I am trying to merge two VCF files, one with SNPs and the other with INDELS. I was looking at these three methods, but I am not quite clear on which one would be the right option for me. It is likely that these two VCFs have overlapping sites, so I am not sure if Picard would be the right tool. Could someone please help me figure out the right tool.

Option 1.

java -jar picard.jar MergeVcfs I=SNPs.vcf.gz I=INDELS.vcf.gz O=WXS_INDELS_SNPs.vcf.gz

Option 2.

${JAVA} ${JAVAOPTS} -jar ${GATK} GatherVcfs -I SNPs.vcf.gz -I INDELS.vcf.gz -O WXS_INDELS_SNPs.vcf.gz

Option 3

bcftools merge --merge all  SNPs.vcf.gz INDELS.vcf.gz --force-samples -O z -o  WXS_INDELS_SNPs.vcf.gz

PS. I just checked these three methods.
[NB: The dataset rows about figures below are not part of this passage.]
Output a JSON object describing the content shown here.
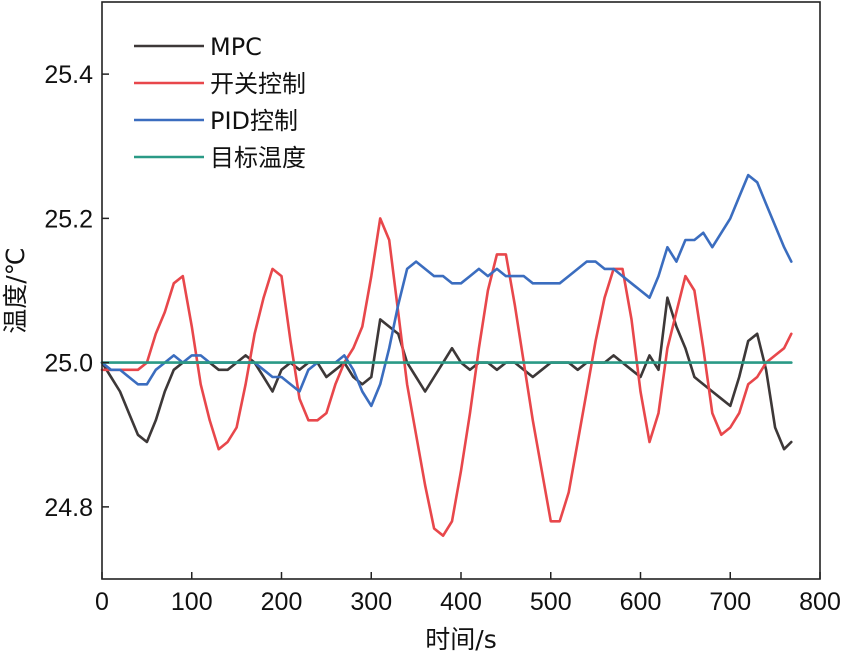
{
  "chart_data": {
    "type": "line",
    "title": "",
    "xlabel": "时间/s",
    "ylabel": "温度/℃",
    "xlim": [
      0,
      800
    ],
    "ylim": [
      24.7,
      25.5
    ],
    "xticks": [
      0,
      100,
      200,
      300,
      400,
      500,
      600,
      700,
      800
    ],
    "yticks": [
      24.8,
      25.0,
      25.2,
      25.4
    ],
    "xtick_labels": [
      "0",
      "100",
      "200",
      "300",
      "400",
      "500",
      "600",
      "700",
      "800"
    ],
    "ytick_labels": [
      "24.8",
      "25.0",
      "25.2",
      "25.4"
    ],
    "grid": false,
    "legend_position": "top-left",
    "series": [
      {
        "name": "MPC",
        "color": "#3d3838",
        "x": [
          0,
          10,
          20,
          30,
          40,
          50,
          60,
          70,
          80,
          90,
          100,
          110,
          120,
          130,
          140,
          150,
          160,
          170,
          180,
          190,
          200,
          210,
          220,
          230,
          240,
          250,
          260,
          270,
          280,
          290,
          300,
          310,
          320,
          330,
          340,
          350,
          360,
          370,
          380,
          390,
          400,
          410,
          420,
          430,
          440,
          450,
          460,
          470,
          480,
          490,
          500,
          510,
          520,
          530,
          540,
          550,
          560,
          570,
          580,
          590,
          600,
          610,
          620,
          630,
          640,
          650,
          660,
          670,
          680,
          690,
          700,
          710,
          720,
          730,
          740,
          750,
          760,
          768
        ],
        "y": [
          25.0,
          24.98,
          24.96,
          24.93,
          24.9,
          24.89,
          24.92,
          24.96,
          24.99,
          25.0,
          25.0,
          25.0,
          25.0,
          24.99,
          24.99,
          25.0,
          25.01,
          25.0,
          24.98,
          24.96,
          24.99,
          25.0,
          24.99,
          25.0,
          25.0,
          24.98,
          24.99,
          25.0,
          24.98,
          24.97,
          24.98,
          25.06,
          25.05,
          25.04,
          25.0,
          24.98,
          24.96,
          24.98,
          25.0,
          25.02,
          25.0,
          24.99,
          25.0,
          25.0,
          24.99,
          25.0,
          25.0,
          24.99,
          24.98,
          24.99,
          25.0,
          25.0,
          25.0,
          24.99,
          25.0,
          25.0,
          25.0,
          25.01,
          25.0,
          24.99,
          24.98,
          25.01,
          24.99,
          25.09,
          25.05,
          25.02,
          24.98,
          24.97,
          24.96,
          24.95,
          24.94,
          24.98,
          25.03,
          25.04,
          24.99,
          24.91,
          24.88,
          24.89
        ]
      },
      {
        "name": "开关控制",
        "color": "#e8474b",
        "x": [
          0,
          10,
          20,
          30,
          40,
          50,
          60,
          70,
          80,
          90,
          100,
          110,
          120,
          130,
          140,
          150,
          160,
          170,
          180,
          190,
          200,
          210,
          220,
          230,
          240,
          250,
          260,
          270,
          280,
          290,
          300,
          310,
          320,
          330,
          340,
          350,
          360,
          370,
          380,
          390,
          400,
          410,
          420,
          430,
          440,
          450,
          460,
          470,
          480,
          490,
          500,
          510,
          520,
          530,
          540,
          550,
          560,
          570,
          580,
          590,
          600,
          610,
          620,
          630,
          640,
          650,
          660,
          670,
          680,
          690,
          700,
          710,
          720,
          730,
          740,
          750,
          760,
          768
        ],
        "y": [
          24.99,
          24.99,
          24.99,
          24.99,
          24.99,
          25.0,
          25.04,
          25.07,
          25.11,
          25.12,
          25.05,
          24.97,
          24.92,
          24.88,
          24.89,
          24.91,
          24.97,
          25.04,
          25.09,
          25.13,
          25.12,
          25.03,
          24.95,
          24.92,
          24.92,
          24.93,
          24.97,
          25.0,
          25.02,
          25.05,
          25.12,
          25.2,
          25.17,
          25.07,
          24.97,
          24.9,
          24.83,
          24.77,
          24.76,
          24.78,
          24.85,
          24.93,
          25.02,
          25.1,
          25.15,
          25.15,
          25.08,
          25.0,
          24.92,
          24.85,
          24.78,
          24.78,
          24.82,
          24.89,
          24.96,
          25.03,
          25.09,
          25.13,
          25.13,
          25.06,
          24.96,
          24.89,
          24.93,
          25.02,
          25.07,
          25.12,
          25.1,
          25.02,
          24.93,
          24.9,
          24.91,
          24.93,
          24.97,
          24.98,
          25.0,
          25.01,
          25.02,
          25.04
        ]
      },
      {
        "name": "PID控制",
        "color": "#3b6dbf",
        "x": [
          0,
          10,
          20,
          30,
          40,
          50,
          60,
          70,
          80,
          90,
          100,
          110,
          120,
          130,
          140,
          150,
          160,
          170,
          180,
          190,
          200,
          210,
          220,
          230,
          240,
          250,
          260,
          270,
          280,
          290,
          300,
          310,
          320,
          330,
          340,
          350,
          360,
          370,
          380,
          390,
          400,
          410,
          420,
          430,
          440,
          450,
          460,
          470,
          480,
          490,
          500,
          510,
          520,
          530,
          540,
          550,
          560,
          570,
          580,
          590,
          600,
          610,
          620,
          630,
          640,
          650,
          660,
          670,
          680,
          690,
          700,
          710,
          720,
          730,
          740,
          750,
          760,
          768
        ],
        "y": [
          25.0,
          24.99,
          24.99,
          24.98,
          24.97,
          24.97,
          24.99,
          25.0,
          25.01,
          25.0,
          25.01,
          25.01,
          25.0,
          25.0,
          25.0,
          25.0,
          25.0,
          25.0,
          24.99,
          24.98,
          24.98,
          24.97,
          24.96,
          24.99,
          25.0,
          25.0,
          25.0,
          25.01,
          24.99,
          24.96,
          24.94,
          24.97,
          25.02,
          25.08,
          25.13,
          25.14,
          25.13,
          25.12,
          25.12,
          25.11,
          25.11,
          25.12,
          25.13,
          25.12,
          25.13,
          25.12,
          25.12,
          25.12,
          25.11,
          25.11,
          25.11,
          25.11,
          25.12,
          25.13,
          25.14,
          25.14,
          25.13,
          25.13,
          25.12,
          25.11,
          25.1,
          25.09,
          25.12,
          25.16,
          25.14,
          25.17,
          25.17,
          25.18,
          25.16,
          25.18,
          25.2,
          25.23,
          25.26,
          25.25,
          25.22,
          25.19,
          25.16,
          25.14
        ]
      },
      {
        "name": "目标温度",
        "color": "#2a9a86",
        "x": [
          0,
          768
        ],
        "y": [
          25.0,
          25.0
        ]
      }
    ]
  }
}
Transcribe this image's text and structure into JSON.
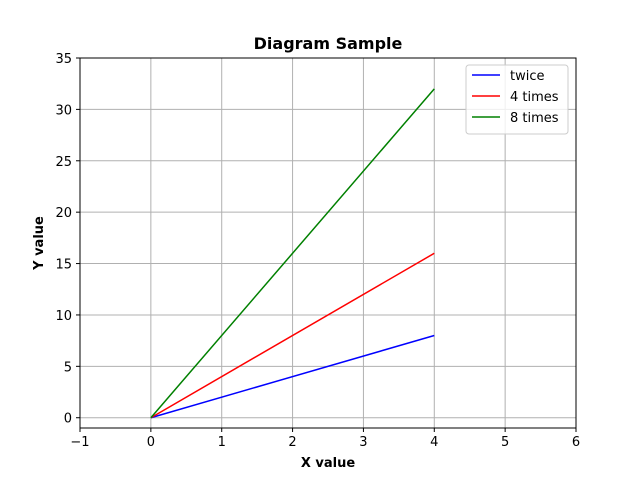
{
  "chart_data": {
    "type": "line",
    "title": "Diagram Sample",
    "xlabel": "X value",
    "ylabel": "Y value",
    "xlim": [
      -1,
      6
    ],
    "ylim": [
      -1,
      35
    ],
    "xticks": [
      -1,
      0,
      1,
      2,
      3,
      4,
      5,
      6
    ],
    "yticks": [
      0,
      5,
      10,
      15,
      20,
      25,
      30,
      35
    ],
    "xtick_labels": [
      "−1",
      "0",
      "1",
      "2",
      "3",
      "4",
      "5",
      "6"
    ],
    "ytick_labels": [
      "0",
      "5",
      "10",
      "15",
      "20",
      "25",
      "30",
      "35"
    ],
    "grid": true,
    "legend_position": "top-right",
    "series": [
      {
        "name": "twice",
        "color": "#0000ff",
        "x": [
          0,
          4
        ],
        "y": [
          0,
          8
        ]
      },
      {
        "name": "4 times",
        "color": "#ff0000",
        "x": [
          0,
          4
        ],
        "y": [
          0,
          16
        ]
      },
      {
        "name": "8 times",
        "color": "#008000",
        "x": [
          0,
          4
        ],
        "y": [
          0,
          32
        ]
      }
    ]
  }
}
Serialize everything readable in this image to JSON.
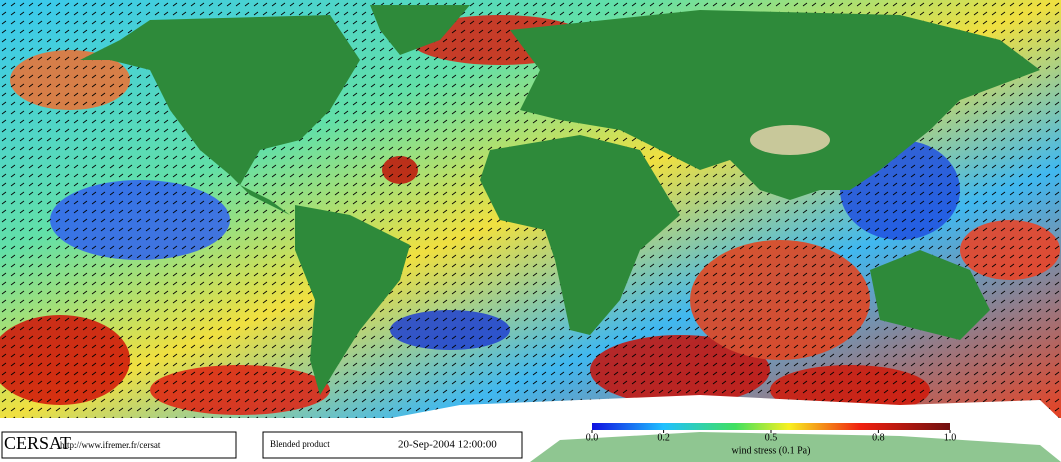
{
  "footer": {
    "logo": "CERSAT",
    "url": "http://www.ifremer.fr/cersat",
    "product": "Blended product",
    "date": "20-Sep-2004 12:00:00"
  },
  "colorbar": {
    "label": "wind stress (0.1 Pa)",
    "lim": [
      0,
      1
    ],
    "ticks": [
      {
        "value": 0,
        "label": "0.0"
      },
      0.2,
      0.5,
      0.8,
      {
        "value": 1,
        "label": "1.0"
      }
    ]
  }
}
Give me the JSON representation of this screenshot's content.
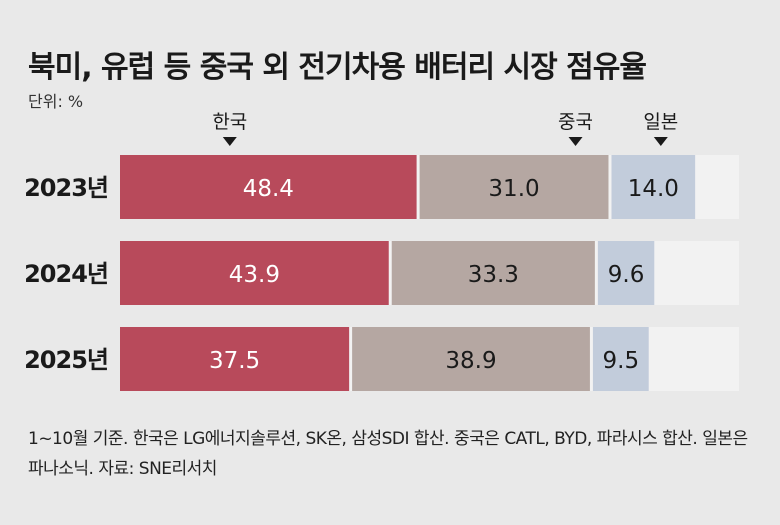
{
  "title": "북미, 유럽 등 중국 외 전기차용 배터리 시장 점유율",
  "unit_label": "단위: %",
  "footnote": "1~10월 기준. 한국은 LG에너지솔루션, SK온, 삼성SDI 합산. 중국은 CATL, BYD, 파라시스 합산. 일본은 파나소닉. 자료: SNE리서치",
  "colors": {
    "korea": "#b84a5b",
    "china": "#b5a7a2",
    "japan": "#c2ccdb",
    "other": "#f2f2f2"
  },
  "chart_data": {
    "type": "bar",
    "orientation": "horizontal-stacked",
    "xlim": [
      0,
      100
    ],
    "categories": [
      "2023년",
      "2024년",
      "2025년"
    ],
    "series": [
      {
        "name": "한국",
        "values": [
          48.4,
          43.9,
          37.5
        ]
      },
      {
        "name": "중국",
        "values": [
          31.0,
          33.3,
          38.9
        ]
      },
      {
        "name": "일본",
        "values": [
          14.0,
          9.6,
          9.5
        ]
      }
    ],
    "legend": "top"
  }
}
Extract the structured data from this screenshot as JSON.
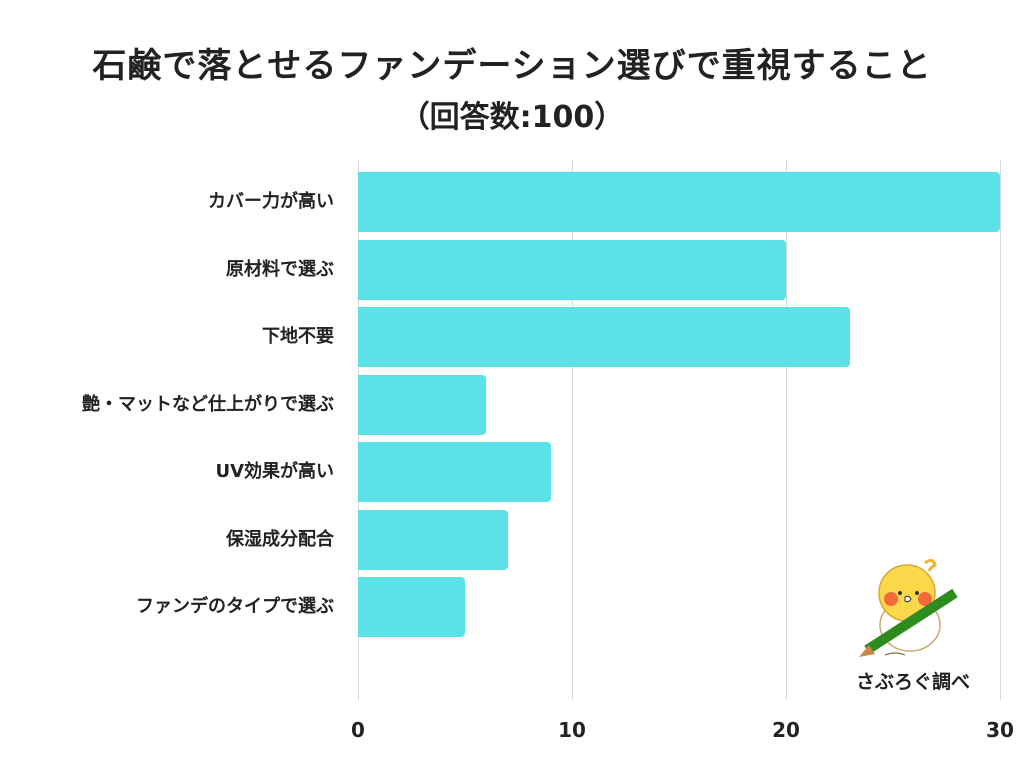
{
  "header": {
    "title": "石鹸で落とせるファンデーション選びで重視すること",
    "subtitle": "（回答数:100）"
  },
  "colors": {
    "bar": "#5ce1e6",
    "text": "#222222",
    "grid": "#d8d8d8"
  },
  "credit": "さぶろぐ調べ",
  "mascot_icon": "bird-with-pencil-icon",
  "chart_data": {
    "type": "bar",
    "orientation": "horizontal",
    "title": "石鹸で落とせるファンデーション選びで重視すること（回答数:100）",
    "categories": [
      "カバー力が高い",
      "原材料で選ぶ",
      "下地不要",
      "艶・マットなど仕上がりで選ぶ",
      "UV効果が高い",
      "保湿成分配合",
      "ファンデのタイプで選ぶ"
    ],
    "values": [
      30,
      20,
      23,
      6,
      9,
      7,
      5
    ],
    "xlabel": "",
    "ylabel": "",
    "xlim": [
      0,
      30
    ],
    "ticks": [
      "0",
      "10",
      "20",
      "30"
    ],
    "grid": true,
    "legend": null
  }
}
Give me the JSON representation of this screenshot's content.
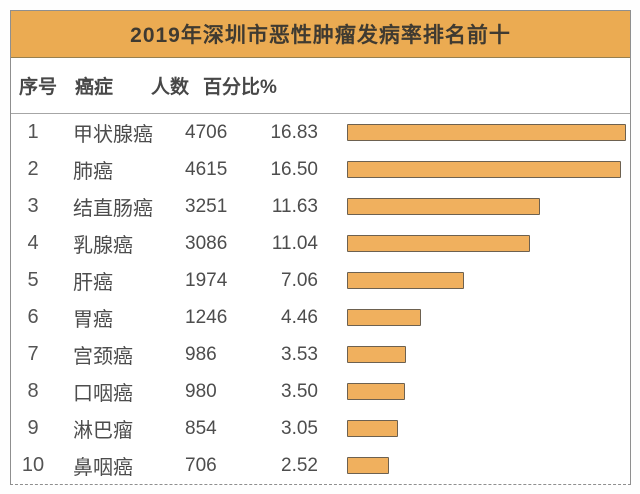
{
  "title": "2019年深圳市恶性肿瘤发病率排名前十",
  "columns": {
    "rank": "序号",
    "cancer": "癌症",
    "count": "人数",
    "percent": "百分比%"
  },
  "rows": [
    {
      "rank": "1",
      "name": "甲状腺癌",
      "count": "4706",
      "percent": "16.83"
    },
    {
      "rank": "2",
      "name": "肺癌",
      "count": "4615",
      "percent": "16.50"
    },
    {
      "rank": "3",
      "name": "结直肠癌",
      "count": "3251",
      "percent": "11.63"
    },
    {
      "rank": "4",
      "name": "乳腺癌",
      "count": "3086",
      "percent": "11.04"
    },
    {
      "rank": "5",
      "name": "肝癌",
      "count": "1974",
      "percent": "7.06"
    },
    {
      "rank": "6",
      "name": "胃癌",
      "count": "1246",
      "percent": "4.46"
    },
    {
      "rank": "7",
      "name": "宫颈癌",
      "count": "986",
      "percent": "3.53"
    },
    {
      "rank": "8",
      "name": "口咽癌",
      "count": "980",
      "percent": "3.50"
    },
    {
      "rank": "9",
      "name": "淋巴瘤",
      "count": "854",
      "percent": "3.05"
    },
    {
      "rank": "10",
      "name": "鼻咽癌",
      "count": "706",
      "percent": "2.52"
    }
  ],
  "colors": {
    "banner": "#ebab52",
    "bar_fill": "#f0b05e",
    "bar_border": "#6d6150",
    "frame_border": "#8f8f8f",
    "title_text": "#3f3a31"
  },
  "chart_data": {
    "type": "bar",
    "orientation": "horizontal",
    "title": "2019年深圳市恶性肿瘤发病率排名前十",
    "categories": [
      "甲状腺癌",
      "肺癌",
      "结直肠癌",
      "乳腺癌",
      "肝癌",
      "胃癌",
      "宫颈癌",
      "口咽癌",
      "淋巴瘤",
      "鼻咽癌"
    ],
    "series": [
      {
        "name": "人数",
        "values": [
          4706,
          4615,
          3251,
          3086,
          1974,
          1246,
          986,
          980,
          854,
          706
        ]
      },
      {
        "name": "百分比%",
        "values": [
          16.83,
          16.5,
          11.63,
          11.04,
          7.06,
          4.46,
          3.53,
          3.5,
          3.05,
          2.52
        ]
      }
    ],
    "bar_series": "百分比%",
    "xlabel": "",
    "ylabel": "",
    "xlim": [
      0,
      17
    ],
    "grid": false,
    "legend": false
  }
}
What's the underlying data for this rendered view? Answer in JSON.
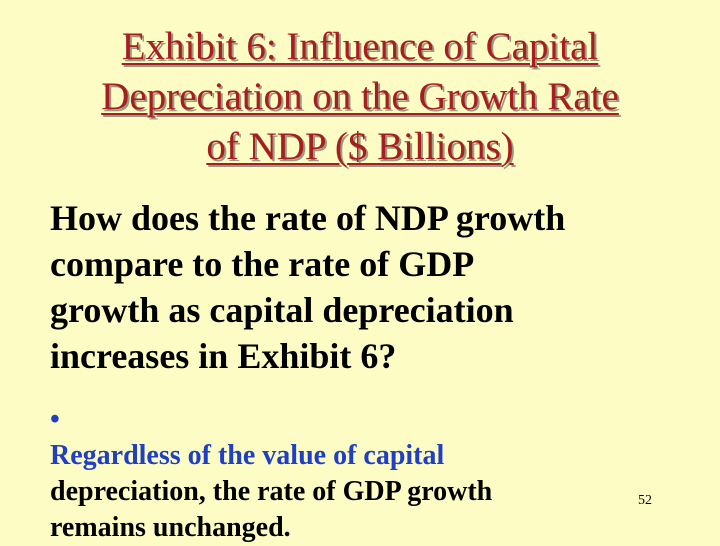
{
  "slide": {
    "title_lines": [
      "Exhibit 6: Influence of Capital",
      "Depreciation on the Growth Rate",
      "of NDP ($ Billions)"
    ],
    "question_lines": [
      "How does the rate of NDP growth",
      "compare to the rate of GDP",
      "growth as capital depreciation",
      "increases in Exhibit 6?"
    ],
    "answer": {
      "bullet": "•",
      "line1": "Regardless of the value of capital",
      "line2": "depreciation, the rate of GDP growth",
      "line3": "remains unchanged."
    },
    "page_number": "52"
  },
  "colors": {
    "background": "#fcfcc4",
    "title": "#a71e1e",
    "title_shadow": "#9a9a82",
    "answer_blue": "#1f3fc4",
    "body_text": "#000000"
  }
}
I found the results from Option 1 and Option 3 are the same, and GatherVcfs is not suitable for this kind of merge.

BCFtools works just fine-

bcftools concat --allow-overlaps SNVs.vcf.gz INDELS.vcf.gz

Merging and concatenation are two different operations. I am assuming since you have same sets of samples in the VCFs and you are trying to join them together, you mean concatenation rather than merging (correct my if I am wrong). Concatenation is vertical joining whereas merging is horizontal joining. GatherVCFs is concatenating whereas other options are merging.